Due artisti e due percorsi paralleli intrecciati tra loro raccontano la fragilità dell’uomo e la transitorietà dell’esistenza. Si tratta delle due mostre personali Just measuring unconsciousness, di Gregorio Botta, e Each second is the last, di Maria Elisabetta Novello, inaugurate il 3 febbraio scorso presso la Galleria Nazionale di Arte Moderna e Contemporanea. Il tema in comune, trattato ed esplorato secondo modalità diverse, porterà a esiti diversi rappresentati simbolicamente dai titoli delle esibizioni, tratti da due versi di uno stesso poema di Emily Dickinson.

“Each Second is the last

Perhaps, recalls the Man

Just measuring unconsciousness

The Sea and Spar between.

To fail within a Chance –

How terribler a thing

Than perish from the Chance’s list

Before the Perishing!” (Emily Dickinson)

Gli allestimenti – che rimarranno aperti al pubblico fino al 13 aprile – sono stati dedicati alla memoria di Lea Mattarella, la critica, storica dell’arte e docente dell’Accademia delle Belle Arti, scomparsa nel 2018 all’età di 54 anni.

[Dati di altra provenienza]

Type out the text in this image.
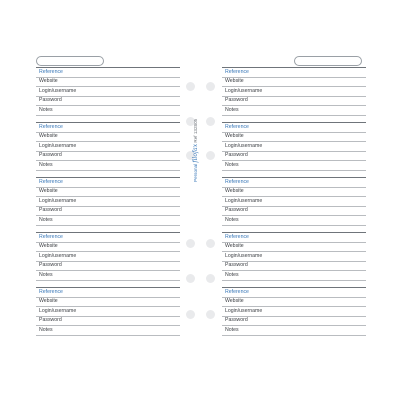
Reference
Website
Login/username
Password
Notes
Reference
Website
Login/username
Password
Notes
Reference
Website
Login/username
Password
Notes
Reference
Website
Login/username
Password
Notes
Reference
Website
Login/username
Password
Notes
Reference
Website
Login/username
Password
Notes
Reference
Website
Login/username
Password
Notes
Reference
Website
Login/username
Password
Notes
Reference
Website
Login/username
Password
Notes
Reference
Website
Login/username
Password
Notes
Personal filofax Ref 132805
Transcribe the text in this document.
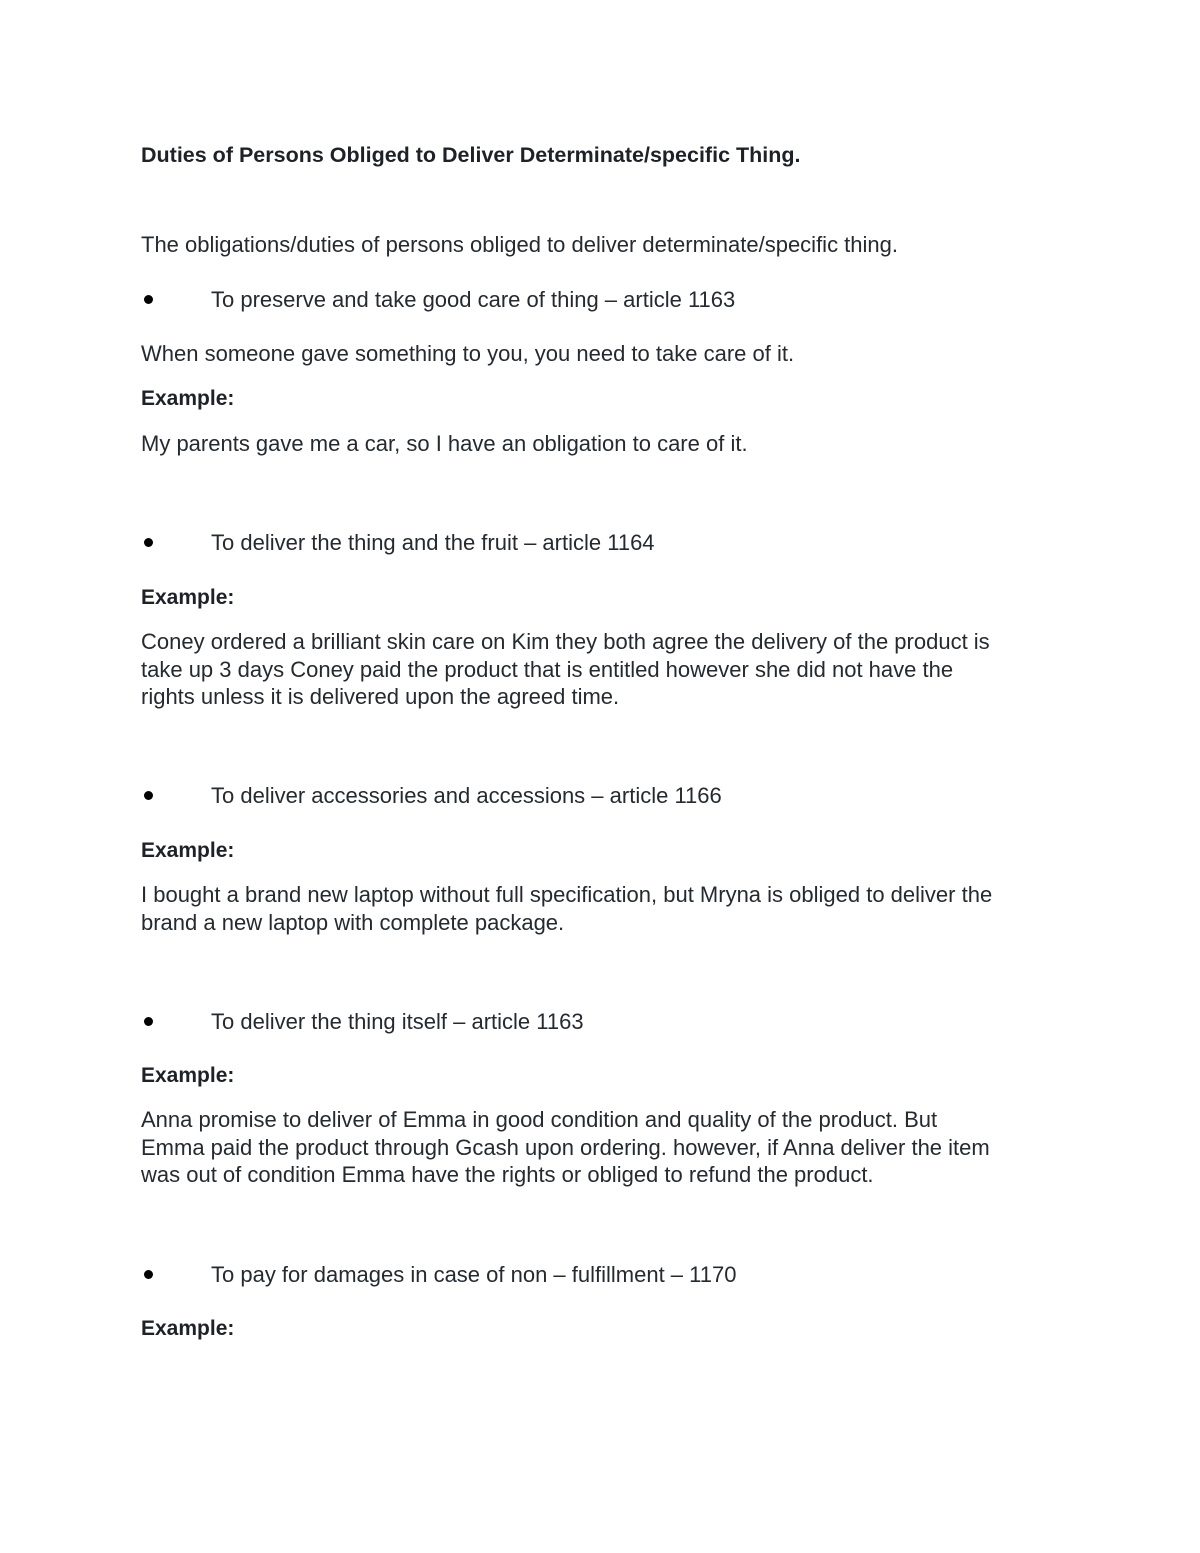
Duties of Persons Obliged to Deliver Determinate/specific Thing.

The obligations/duties of persons obliged to deliver determinate/specific thing.

To preserve and take good care of thing – article 1163

When someone gave something to you, you need to take care of it.

Example:

My parents gave me a car, so I have an obligation to care of it.
To deliver the thing and the fruit – article 1164

Example:

Coney ordered a brilliant skin care on Kim they both agree the delivery of the product is
take up 3 days Coney paid the product that is entitled however she did not have the
rights unless it is delivered upon the agreed time.
To deliver accessories and accessions – article 1166

Example:

I bought a brand new laptop without full specification, but Mryna is obliged to deliver the
brand a new laptop with complete package.
To deliver the thing itself – article 1163

Example:

Anna promise to deliver of Emma in good condition and quality of the product. But
Emma paid the product through Gcash upon ordering. however, if Anna deliver the item
was out of condition Emma have the rights or obliged to refund the product.
To pay for damages in case of non – fulfillment – 1170

Example:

Il lavoro di Gregorio Botta, a cura di Massimo Mininni, si divide in quattro tappe, una per sala, che simboleggiano le fasi di quel che potrebbe essere definito un viaggio esistenziale. Il percorso ha inizio nella stanza della gravitas, in cui delle rocce di varia dimensione si trovano appoggiate in bilico su delle bacchette di vetro fissate al muro. Fatti leggera leggera è il titolo dell’opera, ed è anche quello che verrebbe da dire a quelle pietre di varia dimensione che sembrano sul punto di cadere. Nella sala il “leggero” si contrappone al “pesante”, generando l’equilibrio che regola la vita. Il contrasto è visibile anche nella scultura Sisifo, sulla quale poggia una sottile sbarra di vetro rotante, ai cui estremi si trovano un grande sasso e una leggera coppa di cera. Il viaggio continua nella seconda stanza, quella del respiro, che conduce – attraverso un corridoio allestito con opere di piccola dimensione realizzate con garze, lini, veline bruciate e sangue – a quella che ricorda un hortus conclusus. Al centro, un piccolo pozzo di ferro dal quale sgorga dell’acqua simboleggia il carattere perpetuo della vita, mentre sulla parete si osserva una composizione di opere che hanno come protagonisti foglie e macchie di sangue. In questa reinterpretazione in chiave contemporanea dell’affresco Noli me tangere di Beato Angelico, il segno del sacrificio si fonde con la natura, così come il colore delle stimmate di Gesù si confondevano, a livello cromatico, con il rosso dei fiori del giardino.

La quarta stanza è dedicata alla sostanza dalle mille proprietà, l’acqua. Abbi cura di me è la richiesta che proviene da un’opera fragile, composta da vetri concavi, fissati al muro e pieni d’acqua, che riflettono la luce creando dei disegni concentrici sulla parete. Soggetta all’evaporazione, l’opera ha, infatti, bisogno di “bere” per continuare a vivere. Con l’acqua di Ofelia’s dreams – sulla quale poggia un letto di cera – si conclude il percorso realizzato da Botta alla scoperta delle forme dell’inconscio, tra vita morte, sofferenza e desiderio.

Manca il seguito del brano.